SAP has its own processes established for a – more or less – technical change management: SAP Transport Management System. The STMS defines transportation routes between SAP systems and “packages” every modified or newly created object into a transport request, which can be transported within the landscape. Further on, SAP delivers Change and Request Management (ChaRM) as part of the SAP Solution Manager. ChaRM implements change request management processes with a tight integration into the underlying SAP technology (e.g. STMS).

So, if SAP offers its own its own implementation of Change and Request Management, why should one think about integration? Wouldn’t it be easier to use SAP’s ChaRM for SAP changes? Indeed – but then there would be at least two entry points: one request entry for SAP changes, one entry point for Non-SAP changes. Moreover, what needs to be done, if the change is for SAP and Non-SAP?


Therefore, the first reason to integrate SAP and Non-SAP ITSM is a central entry point for Change Management. This way, key users and change managers can create and track Change Requests during their way towards becoming a change and being implemented. In addition, this should be possible on a higher level, independent from the application and infrastructure underneath.

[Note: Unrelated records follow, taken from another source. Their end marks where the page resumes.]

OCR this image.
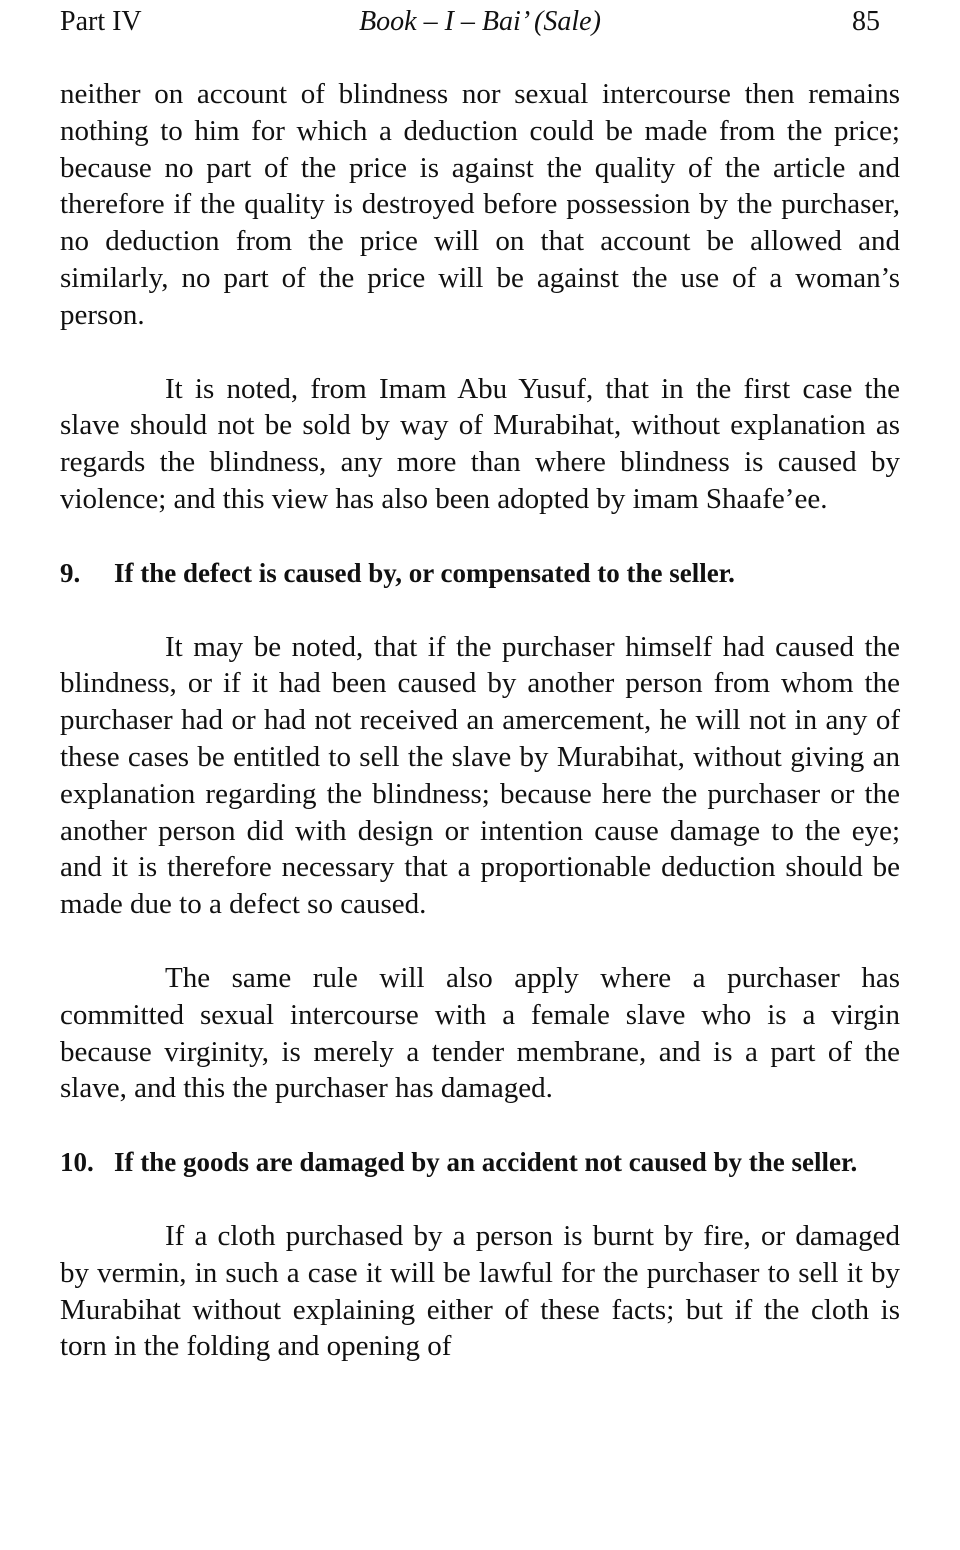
Part IV	Book – I – Bai’ (Sale)	85

neither on account of blindness nor sexual intercourse then remains nothing to him for which a deduction could be made from the price; because no part of the price is against the quality of the article and therefore if the quality is destroyed before possession by the purchaser, no deduction from the price will on that account be allowed and similarly, no part of the price will be against the use of a woman’s person.

It is noted, from Imam Abu Yusuf, that in the first case the slave should not be sold by way of Murabihat, without explanation as regards the blindness, any more than where blindness is caused by violence; and this view has also been adopted by imam Shaafe’ee.

9.	If the defect is caused by, or compensated to the seller.

It may be noted, that if the purchaser himself had caused the blindness, or if it had been caused by another person from whom the purchaser had or had not received an amercement, he will not in any of these cases be entitled to sell the slave by Murabihat, without giving an explanation regarding the blindness; because here the purchaser or the another person did with design or intention cause damage to the eye; and it is therefore necessary that a proportionable deduction should be made due to a defect so caused.

The same rule will also apply where a purchaser has committed sexual intercourse with a female slave who is a virgin because virginity, is merely a tender membrane, and is a part of the slave, and this the purchaser has damaged.

10. If the goods are damaged by an accident not caused by the seller.

If a cloth purchased by a person is burnt by fire, or damaged by vermin, in such a case it will be lawful for the purchaser to sell it by Murabihat without explaining either of these facts; but if the cloth is torn in the folding and opening of
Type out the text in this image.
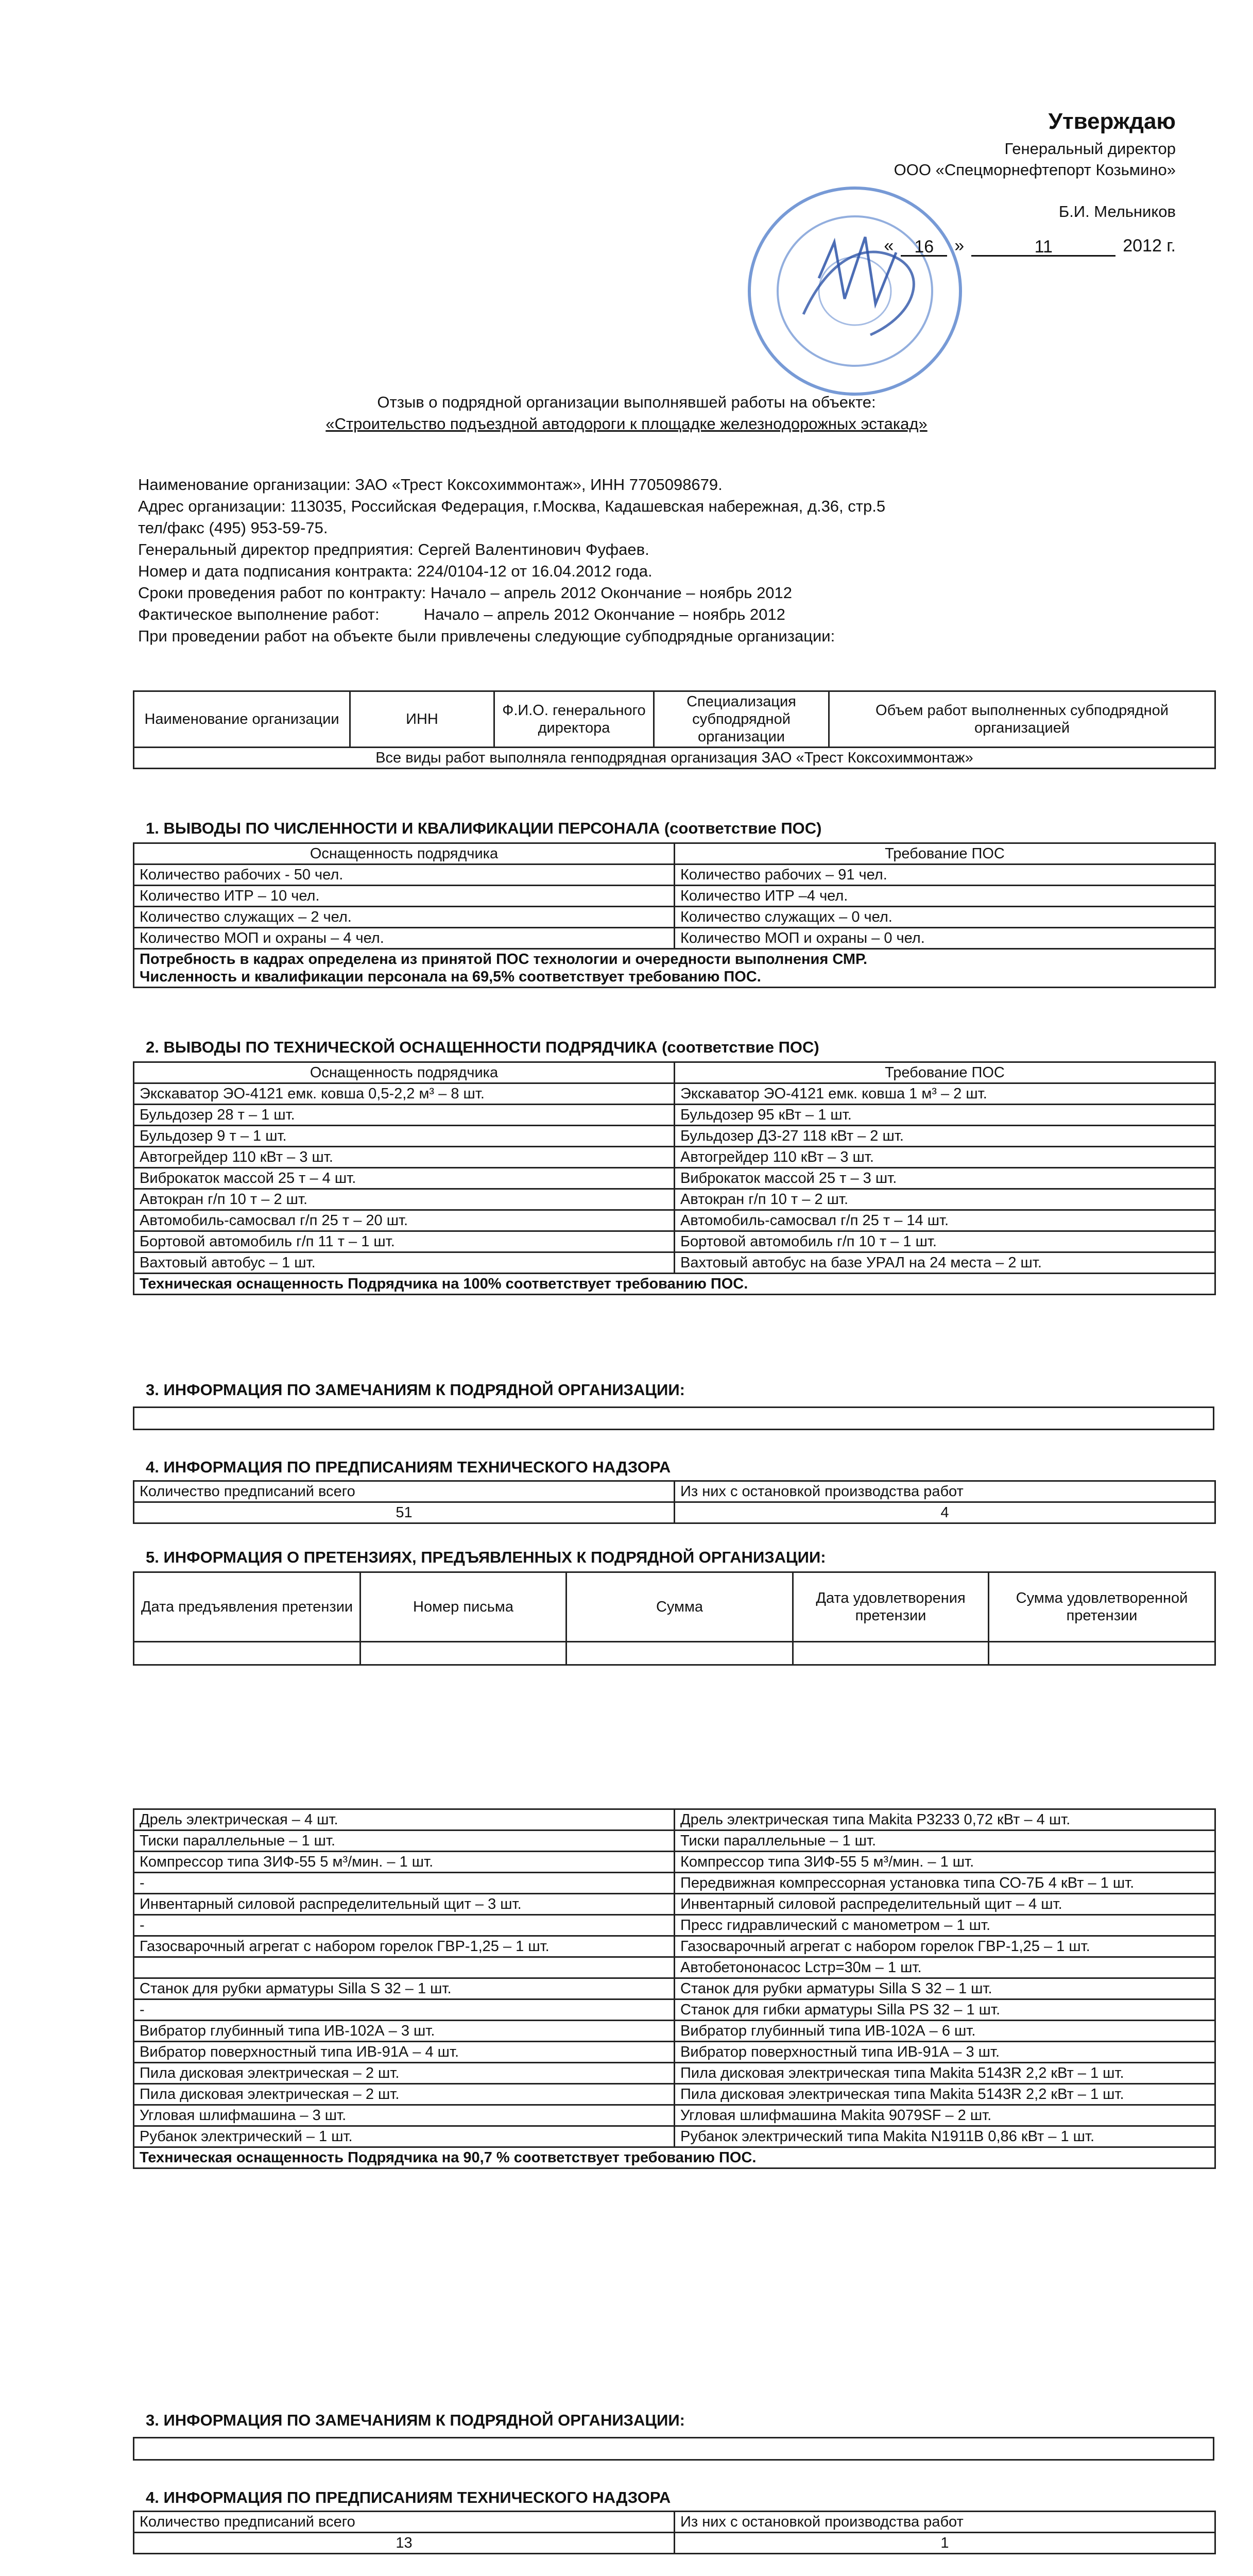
Утверждаю
Генеральный директор
ООО «Спецморнефтепорт Козьмино»
Б.И. Мельников
«	16	»	11	2012 г.
Отзыв о подрядной организации выполнявшей работы на объекте:
«Строительство подъездной автодороги к площадке железнодорожных эстакад»
Наименование организации: ЗАО «Трест Коксохиммонтаж», ИНН 7705098679.
Адрес организации: 113035, Российская Федерация, г.Москва, Кадашевская набережная, д.36, стр.5
тел/факс (495) 953-59-75.
Генеральный директор предприятия: Сергей Валентинович Фуфаев.
Номер и дата подписания контракта: 224/0104-12 от 16.04.2012 года.
Сроки проведения работ по контракту: Начало – апрель 2012 Окончание – ноябрь 2012
Фактическое выполнение работ:          Начало – апрель 2012 Окончание – ноябрь 2012
При проведении работ на объекте были привлечены следующие субподрядные организации:
Наименование организации	ИНН	Ф.И.О. генерального директора	Специализация субподрядной организации	Объем работ выполненных субподрядной организацией
Все виды работ выполняла генподрядная организация ЗАО «Трест Коксохиммонтаж»
1. ВЫВОДЫ ПО ЧИСЛЕННОСТИ И КВАЛИФИКАЦИИ ПЕРСОНАЛА (соответствие ПОС)
Оснащенность подрядчика	Требование ПОС
Количество рабочих - 50 чел.	Количество рабочих – 91 чел.
Количество ИТР – 10 чел.	Количество ИТР –4 чел.
Количество служащих – 2 чел.	Количество служащих – 0 чел.
Количество МОП и охраны – 4 чел.	Количество МОП и охраны – 0 чел.

Потребность в кадрах определена из принятой ПОС технологии и очередности выполнения СМР.
Численность и квалификации персонала на 69,5% соответствует требованию ПОС.	
2. ВЫВОДЫ ПО ТЕХНИЧЕСКОЙ ОСНАЩЕННОСТИ ПОДРЯДЧИКА (соответствие ПОС)
Оснащенность подрядчика	Требование ПОС
Экскаватор ЭО-4121 емк. ковша 0,5-2,2 м³ – 8 шт.	Экскаватор ЭО-4121 емк. ковша 1 м³ – 2 шт.
Бульдозер 28 т – 1 шт.	Бульдозер 95 кВт – 1 шт.
Бульдозер 9 т – 1 шт.	Бульдозер ДЗ-27 118 кВт – 2 шт.
Автогрейдер 110 кВт – 3 шт.	Автогрейдер 110 кВт – 3 шт.
Виброкаток массой 25 т – 4 шт.	Виброкаток массой 25 т – 3 шт.
Автокран г/п 10 т – 2 шт.	Автокран г/п 10 т – 2 шт.
Автомобиль-самосвал г/п 25 т – 20 шт.	Автомобиль-самосвал г/п 25 т – 14 шт.
Бортовой автомобиль г/п 11 т – 1 шт.	Бортовой автомобиль г/п 10 т – 1 шт.
Вахтовый автобус – 1 шт.	Вахтовый автобус на базе УРАЛ на 24 места – 2 шт.
Техническая оснащенность Подрядчика на 100% соответствует требованию ПОС.	
3. ИНФОРМАЦИЯ ПО ЗАМЕЧАНИЯМ К ПОДРЯДНОЙ ОРГАНИЗАЦИИ:
4. ИНФОРМАЦИЯ ПО ПРЕДПИСАНИЯМ ТЕХНИЧЕСКОГО НАДЗОРА
Количество предписаний всего	Из них с остановкой производства работ
51	4
5. ИНФОРМАЦИЯ О ПРЕТЕНЗИЯХ, ПРЕДЪЯВЛЕННЫХ К ПОДРЯДНОЙ ОРГАНИЗАЦИИ:
Дата предъявления претензии	Номер письма	Сумма	Дата удовлетворения претензии	Сумма удовлетворенной претензии

Дрель электрическая – 4 шт.	Дрель электрическая типа Makita P3233 0,72 кВт – 4 шт.
Тиски параллельные – 1 шт.	Тиски параллельные – 1 шт.
Компрессор типа ЗИФ-55 5 м³/мин. – 1 шт.	Компрессор типа ЗИФ-55 5 м³/мин. – 1 шт.
-	Передвижная компрессорная установка типа СО-7Б 4 кВт – 1 шт.
Инвентарный силовой распределительный щит – 3 шт.	Инвентарный силовой распределительный щит – 4 шт.
-	Пресс гидравлический с манометром – 1 шт.
Газосварочный агрегат с набором горелок ГВР-1,25 – 1 шт.	Газосварочный агрегат с набором горелок ГВР-1,25 – 1 шт.
	Автобетононасос Lстр=30м – 1 шт.
Станок для рубки арматуры Silla S 32 – 1 шт.	Станок для рубки арматуры Silla S 32 – 1 шт.
-	Станок для гибки арматуры Silla PS 32 – 1 шт.
Вибратор глубинный типа ИВ-102А – 3 шт.	Вибратор глубинный типа ИВ-102А – 6 шт.
Вибратор поверхностный типа ИВ-91А – 4 шт.	Вибратор поверхностный типа ИВ-91А – 3 шт.
Пила дисковая электрическая – 2 шт.	Пила дисковая электрическая типа Makita 5143R 2,2 кВт – 1 шт.
Пила дисковая электрическая – 2 шт.	Пила дисковая электрическая типа Makita 5143R 2,2 кВт – 1 шт.
Угловая шлифмашина – 3 шт.	Угловая шлифмашина Makita 9079SF – 2 шт.
Рубанок электрический – 1 шт.	Рубанок электрический типа Makita N1911B 0,86 кВт – 1 шт.
Техническая оснащенность Подрядчика на 90,7 % соответствует требованию ПОС.	
3. ИНФОРМАЦИЯ ПО ЗАМЕЧАНИЯМ К ПОДРЯДНОЙ ОРГАНИЗАЦИИ:
4. ИНФОРМАЦИЯ ПО ПРЕДПИСАНИЯМ ТЕХНИЧЕСКОГО НАДЗОРА
Количество предписаний всего	Из них с остановкой производства работ
13	1
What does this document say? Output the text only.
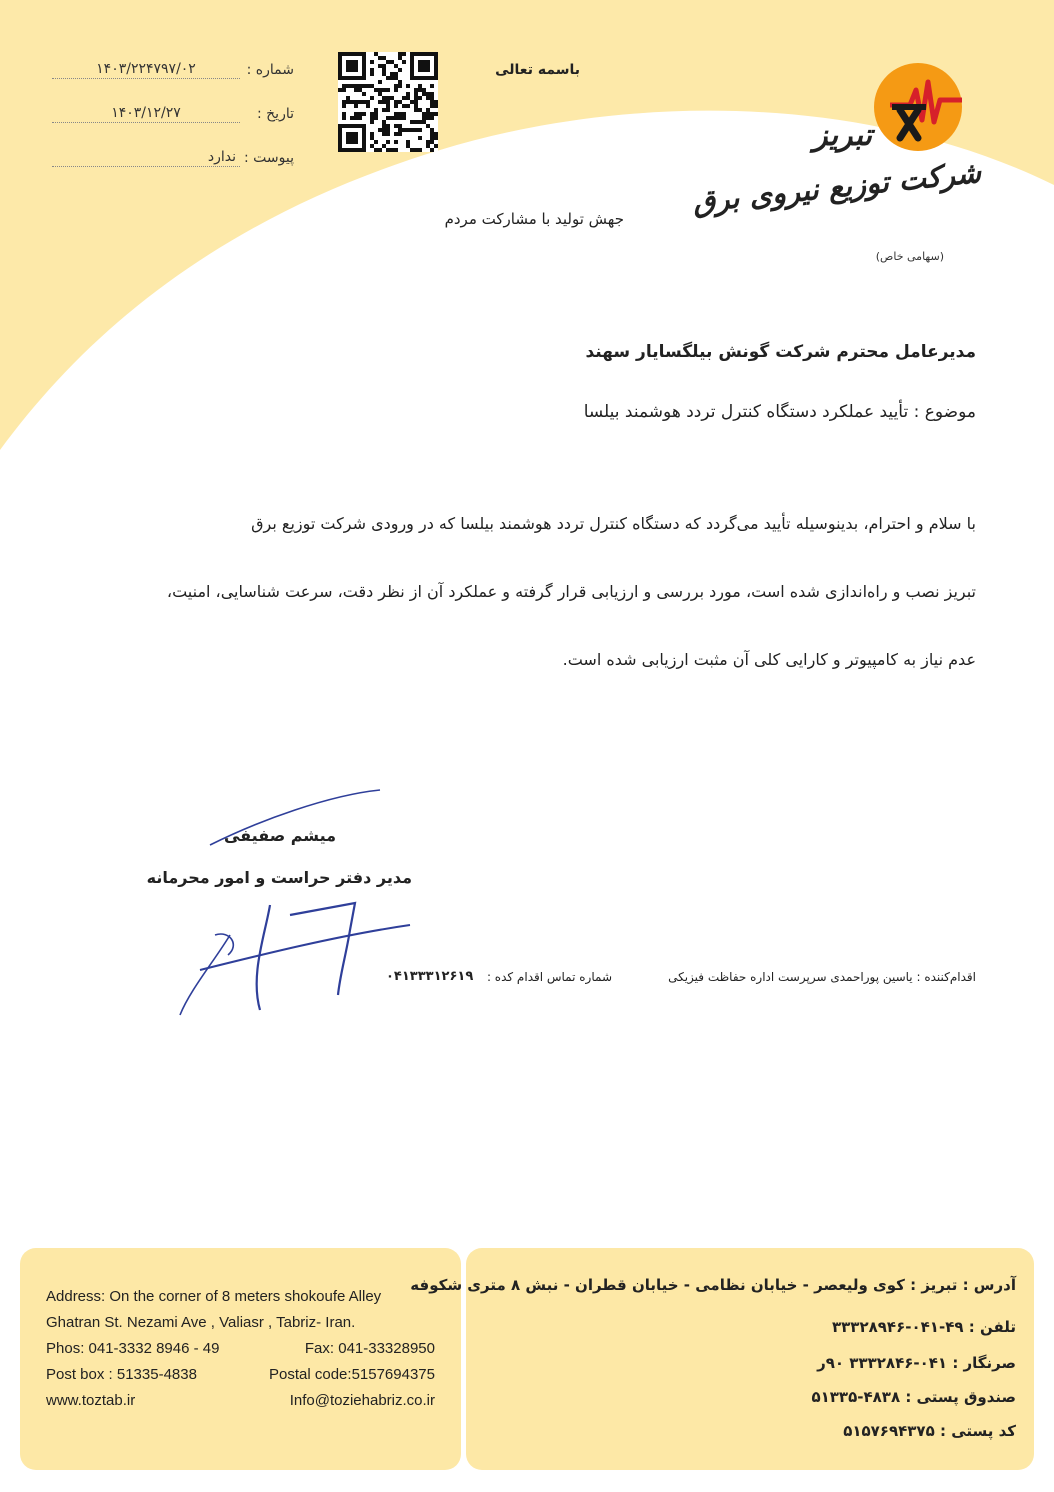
شماره :
۱۴۰۳/۲۲۴۷۹۷/۰۲
تاریخ :
۱۴۰۳/۱۲/۲۷
پیوست :
ندارد
باسمه تعالی
تبریز
شرکت توزیع نیروی برق
(سهامی خاص)
جهش تولید با مشارکت مردم
مدیرعامل محترم شرکت گونش بیلگسایار سهند
موضوع : تأیید عملکرد دستگاه کنترل تردد هوشمند بیلسا
با سلام و احترام، بدینوسیله تأیید می‌گردد که دستگاه کنترل تردد هوشمند بیلسا که در ورودی شرکت توزیع برق
تبریز نصب و راه‌اندازی شده است، مورد بررسی و ارزیابی قرار گرفته و عملکرد آن از نظر دقت، سرعت شناسایی، امنیت،
عدم نیاز به کامپیوتر و کارایی کلی آن مثبت ارزیابی شده است.
میشم صفیفی
مدیر دفتر حراست و امور محرمانه
اقدام‌کننده : یاسین پوراحمدی سرپرست اداره حفاظت فیزیکی
شماره تماس اقدام کده :
۰۴۱۳۳۳۱۲۶۱۹
Address: On the corner of 8 meters shokoufe Alley
Ghatran St. Nezami Ave , Valiasr , Tabriz- Iran.
Phos: 041-3332 8946 - 49	Fax: 041-33328950
Post box : 51335-4838	Postal code:5157694375
www.toztab.ir	Info@toziehabriz.co.ir
آدرس : تبریز : کوی ولیعصر - خیابان نظامی - خیابان قطران - نبش ۸ متری شکوفه
تلفن : ۴۹-۰۴۱-۳۳۳۲۸۹۴۶
صرنگار : ۰۴۱-۳۳۳۲۸۴۶ ۹۰ر
صندوق پستی : ۴۸۳۸-۵۱۳۳۵
کد پستی : ۵۱۵۷۶۹۴۳۷۵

The second reason, from the perspective of the application owner, is traceability and auditability of changes made to the offered IT services, especially changes made to critical SAP applications. Even if the application owners use their own software for technical or non-technical change management, redundant maintenance of information should be avoided – as far as possible. An integration between a central ITSM tool and the SAP Change Management would solve this issue by either integrating the process layer from the ITSM tool with SAP ChaRM or directly with the SAP TMS.



Event Management

The next possible integration scenario is based on the requirements for a central event management. Common organizations have an SAP Basis team, which monitors their SAP systems on a daily basis. By introducing a central management and monitoring system of IT Services and IT Service Management, monitoring of available IT Services and the underlying applications and infrastructure should be done within these central applications. Critical events should be forwarded to the central software for monitoring and event management. For further analysis, it is – as with any other application – required to work with the SAP system itself. Nevertheless, alerting can be done centrally, which also makes it easier to aggregate and report these information. Furthermore, these information can be used as foundation for SLA reporting.


CMDB

Another example for integrating SAP and a third party ITSM tool is the enrichment of the central CMDB with SAP Applications, SAP Application Components and versions. This way one has a CMDB with all these SAP related information automatically maintained within the central CMDB, which makes the process integration, e.g. within Incident Management, much easier and much more comfortable.



Incident Management

The integration between the Incident Management process and SAP is also a common requirement. Adding additional information for incident tickets is always helpful for solving the incident. Either through adding information directly while creating the incident, or by enriching the incident ticket while working on it, the incident resolution can be accelerated.

As example, an incident ticket could be enriched by general information like the SAP System, the installed application components and versions and further on, additional information about the user could be added. This may include the locked-status of the user or recent authorization issues, which are helpful for processing and solving the incident, but also for using the incident database as Knowledgebase.